A Celebration of Oddball Films
Event at San Francisco International Film Festival
The stage at San Francisco’s last remaining movie palace was filled with local San Francisco composer and orchestra leader Marc Capelle’s Red Room Orchestra, and large collection of local musicians from all genres of music. There was a photo on the Castro Theatre screen of The Oddball Film and Video Archive, and its founder/creator/curator and super-saver of old movie print, the late legendary Stephen Parr.
Rachel Rosen, the festival’s programming director, introduced the program as one that would celebrate local film preservation and musical talent, one of a series of on-stage presentations of mixed media at this year’s festival.
The films in the program were chosen by my long-time friend, editor and project collaborator, Adam Dziesinski. Adam had many choices, and I would say without a doubt, that the films he chose represented Stephen Parr’s maniacal dedication to the strange, mysterious, downright silly, and run of the mill films. That is a compliment if you had any doubts. Stephen might have chosen the same films to “represent” him.
The lights went down, and an already appreciative audience of enthusiastic patrons from around the Bay Area got ready for an Oddball evening of film and music. I can say, without a doubt, that they got exactly what was advertised. They loved every minute of the show, and applauded quite excitedly at the end of each reel of film that was projected and accompanied by Marc Chapelle’s orchestra.

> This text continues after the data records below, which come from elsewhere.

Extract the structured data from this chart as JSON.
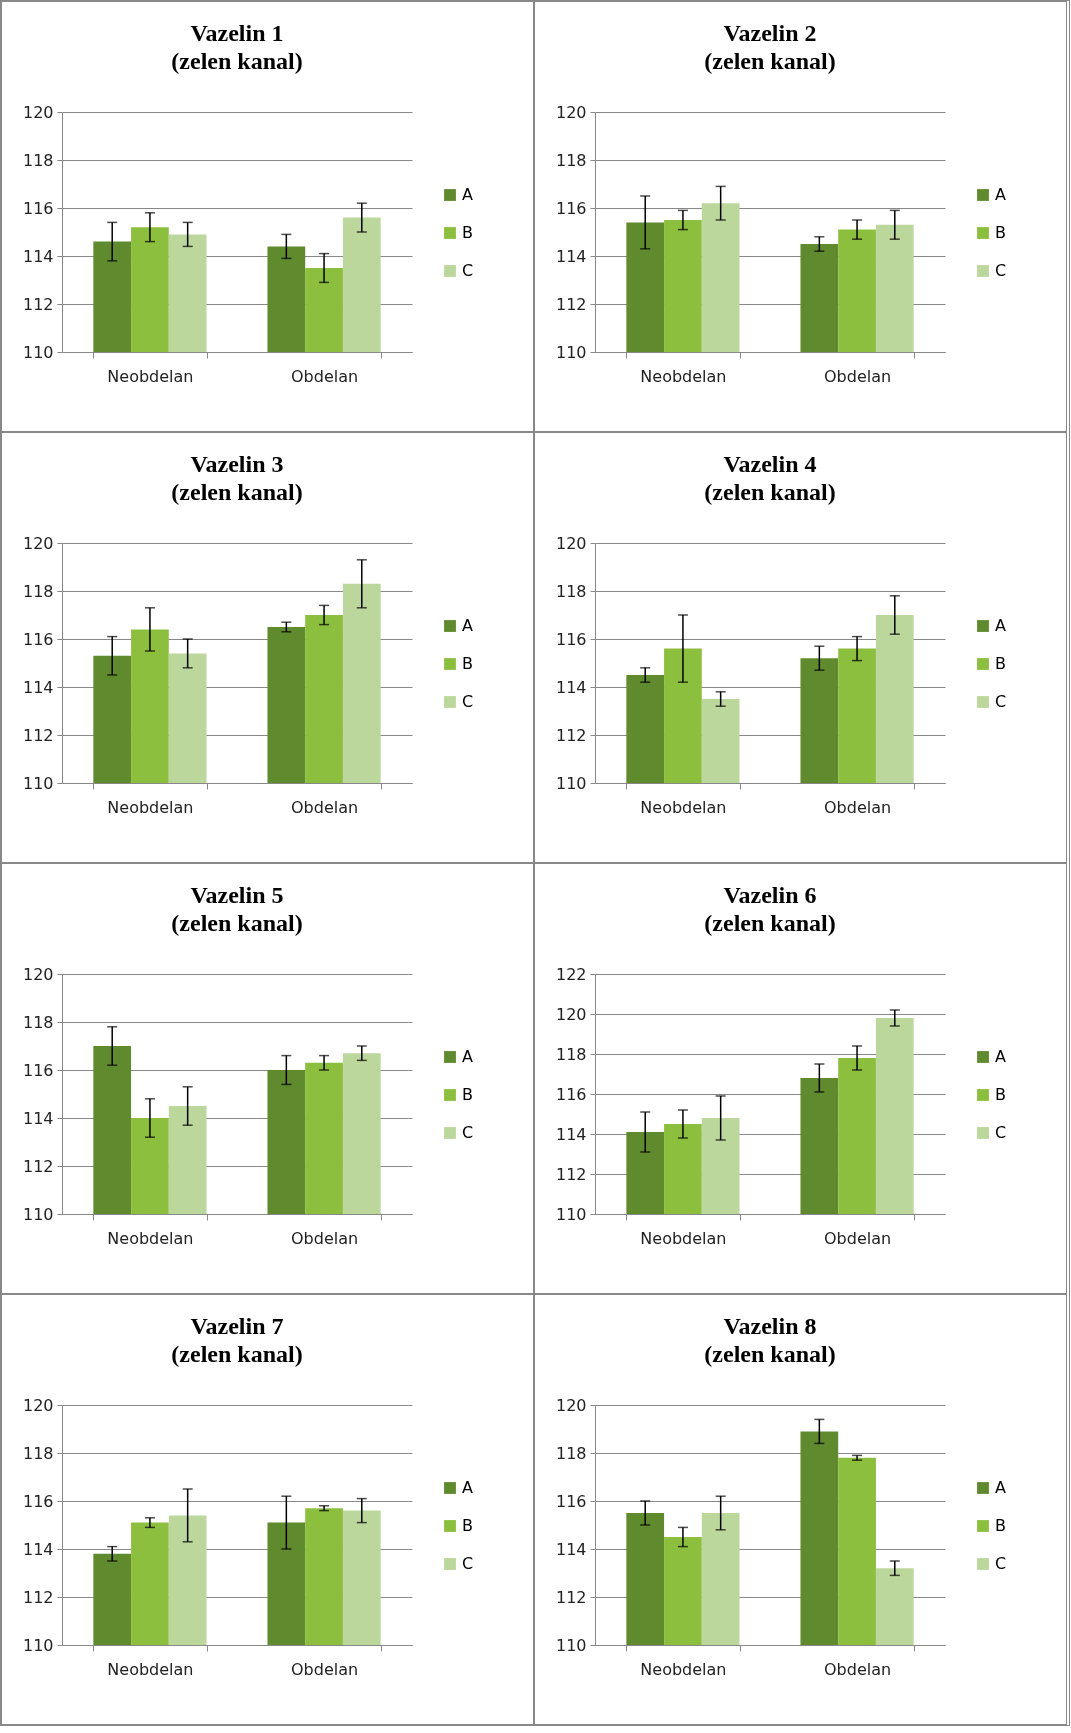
{
  "chart_data": [
    {
      "type": "bar",
      "title": "Vazelin 1",
      "subtitle": "(zelen kanal)",
      "categories": [
        "Neobdelan",
        "Obdelan"
      ],
      "ylim": [
        110,
        120
      ],
      "yticks": [
        110,
        112,
        114,
        116,
        118,
        120
      ],
      "grid": "y",
      "legend": "right",
      "series": [
        {
          "name": "A",
          "color": "#5f8a2e",
          "values": [
            114.6,
            114.4
          ],
          "errors": [
            0.8,
            0.5
          ]
        },
        {
          "name": "B",
          "color": "#8dbf3f",
          "values": [
            115.2,
            113.5
          ],
          "errors": [
            0.6,
            0.6
          ]
        },
        {
          "name": "C",
          "color": "#bcd79c",
          "values": [
            114.9,
            115.6
          ],
          "errors": [
            0.5,
            0.6
          ]
        }
      ]
    },
    {
      "type": "bar",
      "title": "Vazelin 2",
      "subtitle": "(zelen kanal)",
      "categories": [
        "Neobdelan",
        "Obdelan"
      ],
      "ylim": [
        110,
        120
      ],
      "yticks": [
        110,
        112,
        114,
        116,
        118,
        120
      ],
      "grid": "y",
      "legend": "right",
      "series": [
        {
          "name": "A",
          "color": "#5f8a2e",
          "values": [
            115.4,
            114.5
          ],
          "errors": [
            1.1,
            0.3
          ]
        },
        {
          "name": "B",
          "color": "#8dbf3f",
          "values": [
            115.5,
            115.1
          ],
          "errors": [
            0.4,
            0.4
          ]
        },
        {
          "name": "C",
          "color": "#bcd79c",
          "values": [
            116.2,
            115.3
          ],
          "errors": [
            0.7,
            0.6
          ]
        }
      ]
    },
    {
      "type": "bar",
      "title": "Vazelin 3",
      "subtitle": "(zelen kanal)",
      "categories": [
        "Neobdelan",
        "Obdelan"
      ],
      "ylim": [
        110,
        120
      ],
      "yticks": [
        110,
        112,
        114,
        116,
        118,
        120
      ],
      "grid": "y",
      "legend": "right",
      "series": [
        {
          "name": "A",
          "color": "#5f8a2e",
          "values": [
            115.3,
            116.5
          ],
          "errors": [
            0.8,
            0.2
          ]
        },
        {
          "name": "B",
          "color": "#8dbf3f",
          "values": [
            116.4,
            117.0
          ],
          "errors": [
            0.9,
            0.4
          ]
        },
        {
          "name": "C",
          "color": "#bcd79c",
          "values": [
            115.4,
            118.3
          ],
          "errors": [
            0.6,
            1.0
          ]
        }
      ]
    },
    {
      "type": "bar",
      "title": "Vazelin 4",
      "subtitle": "(zelen kanal)",
      "categories": [
        "Neobdelan",
        "Obdelan"
      ],
      "ylim": [
        110,
        120
      ],
      "yticks": [
        110,
        112,
        114,
        116,
        118,
        120
      ],
      "grid": "y",
      "legend": "right",
      "series": [
        {
          "name": "A",
          "color": "#5f8a2e",
          "values": [
            114.5,
            115.2
          ],
          "errors": [
            0.3,
            0.5
          ]
        },
        {
          "name": "B",
          "color": "#8dbf3f",
          "values": [
            115.6,
            115.6
          ],
          "errors": [
            1.4,
            0.5
          ]
        },
        {
          "name": "C",
          "color": "#bcd79c",
          "values": [
            113.5,
            117.0
          ],
          "errors": [
            0.3,
            0.8
          ]
        }
      ]
    },
    {
      "type": "bar",
      "title": "Vazelin 5",
      "subtitle": "(zelen kanal)",
      "categories": [
        "Neobdelan",
        "Obdelan"
      ],
      "ylim": [
        110,
        120
      ],
      "yticks": [
        110,
        112,
        114,
        116,
        118,
        120
      ],
      "grid": "y",
      "legend": "right",
      "series": [
        {
          "name": "A",
          "color": "#5f8a2e",
          "values": [
            117.0,
            116.0
          ],
          "errors": [
            0.8,
            0.6
          ]
        },
        {
          "name": "B",
          "color": "#8dbf3f",
          "values": [
            114.0,
            116.3
          ],
          "errors": [
            0.8,
            0.3
          ]
        },
        {
          "name": "C",
          "color": "#bcd79c",
          "values": [
            114.5,
            116.7
          ],
          "errors": [
            0.8,
            0.3
          ]
        }
      ]
    },
    {
      "type": "bar",
      "title": "Vazelin 6",
      "subtitle": "(zelen kanal)",
      "categories": [
        "Neobdelan",
        "Obdelan"
      ],
      "ylim": [
        110,
        122
      ],
      "yticks": [
        110,
        112,
        114,
        116,
        118,
        120,
        122
      ],
      "grid": "y",
      "legend": "right",
      "series": [
        {
          "name": "A",
          "color": "#5f8a2e",
          "values": [
            114.1,
            116.8
          ],
          "errors": [
            1.0,
            0.7
          ]
        },
        {
          "name": "B",
          "color": "#8dbf3f",
          "values": [
            114.5,
            117.8
          ],
          "errors": [
            0.7,
            0.6
          ]
        },
        {
          "name": "C",
          "color": "#bcd79c",
          "values": [
            114.8,
            119.8
          ],
          "errors": [
            1.1,
            0.4
          ]
        }
      ]
    },
    {
      "type": "bar",
      "title": "Vazelin 7",
      "subtitle": "(zelen kanal)",
      "categories": [
        "Neobdelan",
        "Obdelan"
      ],
      "ylim": [
        110,
        120
      ],
      "yticks": [
        110,
        112,
        114,
        116,
        118,
        120
      ],
      "grid": "y",
      "legend": "right",
      "series": [
        {
          "name": "A",
          "color": "#5f8a2e",
          "values": [
            113.8,
            115.1
          ],
          "errors": [
            0.3,
            1.1
          ]
        },
        {
          "name": "B",
          "color": "#8dbf3f",
          "values": [
            115.1,
            115.7
          ],
          "errors": [
            0.2,
            0.1
          ]
        },
        {
          "name": "C",
          "color": "#bcd79c",
          "values": [
            115.4,
            115.6
          ],
          "errors": [
            1.1,
            0.5
          ]
        }
      ]
    },
    {
      "type": "bar",
      "title": "Vazelin 8",
      "subtitle": "(zelen kanal)",
      "categories": [
        "Neobdelan",
        "Obdelan"
      ],
      "ylim": [
        110,
        120
      ],
      "yticks": [
        110,
        112,
        114,
        116,
        118,
        120
      ],
      "grid": "y",
      "legend": "right",
      "series": [
        {
          "name": "A",
          "color": "#5f8a2e",
          "values": [
            115.5,
            118.9
          ],
          "errors": [
            0.5,
            0.5
          ]
        },
        {
          "name": "B",
          "color": "#8dbf3f",
          "values": [
            114.5,
            117.8
          ],
          "errors": [
            0.4,
            0.1
          ]
        },
        {
          "name": "C",
          "color": "#bcd79c",
          "values": [
            115.5,
            113.2
          ],
          "errors": [
            0.7,
            0.3
          ]
        }
      ]
    }
  ]
}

It was definitely a crowd pleaser from every point of view.
Having been a long-time friend and collaborator of Stephen Parr, I’m really happy that San Francisco publicly saluted him on the big screen at the Castro Theatre, a place he loved, and a place he loved to put on shows.
Stephen will be missed, but his legacy will live in the more than 50,000 films in the Oddball collection, many of which will be used as source material by filmmakers and producers for years to come. The lights may be off now in Stephen’s projection room at Oddball, but his reels will continue to unspool as long as there are projectors that run and people who appreciate Stephen’s off-center genius.